Sehr genossen habe ich die kaum vorhandenen Hirarchien, sicher auch durch das allgemeine Duzen selbst mit dem Chefarzt, den freundlichen und höflichen Umgangston, die Tiefenentspanntheit (allgemein in der Schweiz), die täglichen Fortbildungen (zweimal wöchentlich ausführliche Röntgendemo, und je einmal wöchentlich eine Oberarztfragestunde, eine Endokrino- oder Neurofortbildung und ein Journal Club), die Bereitschaft, sehr viel und sehr genau zu erklären, wann immer man Fragen hatte (und das ging von den Assistenzärzten bis zum Chefarzt und den einzelnen Fachärzten durch) und die Eigenverantwortung zusammen mit dem Gefühl, gerade wirklich etwas sinnvolles zu leisten.
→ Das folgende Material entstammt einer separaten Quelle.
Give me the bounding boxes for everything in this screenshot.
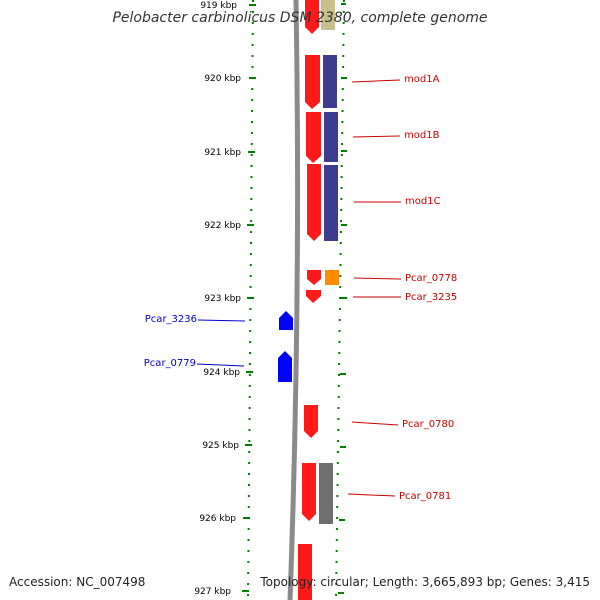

In der Notaufnahme habe ich manchmal schon mit Überforderung gekämpft, aber umso mehr gelernt. Und in Entscheidungen ist man wirklich nicht allein, sondern bespricht Untersuchungsergebnisse, Verdachtsdiagnosen und Procedere immer mit Assistenz- und Oberärzten rück.
Die Gesamtorganisation ist ebenfalls tip top: Allein die Bewerbung (bei mir 1.5 Jahre vorher) musste ich selbst übernehmen, Aufenthaltserlaubnis, Steuern, Unterkunft, Diensttelefon, Schlüssel, PC Zugang etc. war alles reibunslos vorbereitet.
Negativ, vor allem in der Inneren, ist leider das Pickett, also Rufdienstsystem: Auch in der Medizin ist man verpflichtet, bis zu 4 Nachtdienste und ein Wochenende OP Rufdienst pro Monat zu übernehmen. Die Dienste variieren natürlich von gar keine OPs bis zu durchwachten Nächten, als Kompensation erhält man pro Nacht einen halben und pro Tag einen Tag frei. Als nicht Chirurgie Begeisterte fand ich das ziemlich belastend.
Das städtische Wohnheim mit bunter Mischung aus Arbeitern aller Branchen, Geflüchteten und Spitalangestellten ist direkt nebem dem Spital. Die Zimmer sind klein, funktional, etwas alt, aber sauber. Die Gemeinschaftsräume werden fast täglich geputzt, in meinem Turnus waren wir drei bis vier PJler dort.
Wil ist ein kleines Städtchen mit niedlicher Altstatt, leider etwas begrenzten Möglichkeiten, aber guter Anbindung an öffentliche Verkehrsmittel für Wanderungen in den Schweizer Bergen oder Städteausflüge ins Umland. Ich habe dort einen Chor und einen Sportverein für die Zeit gefunden, was mir mega gut getan hat - aber das sei jedem selbst überlassen.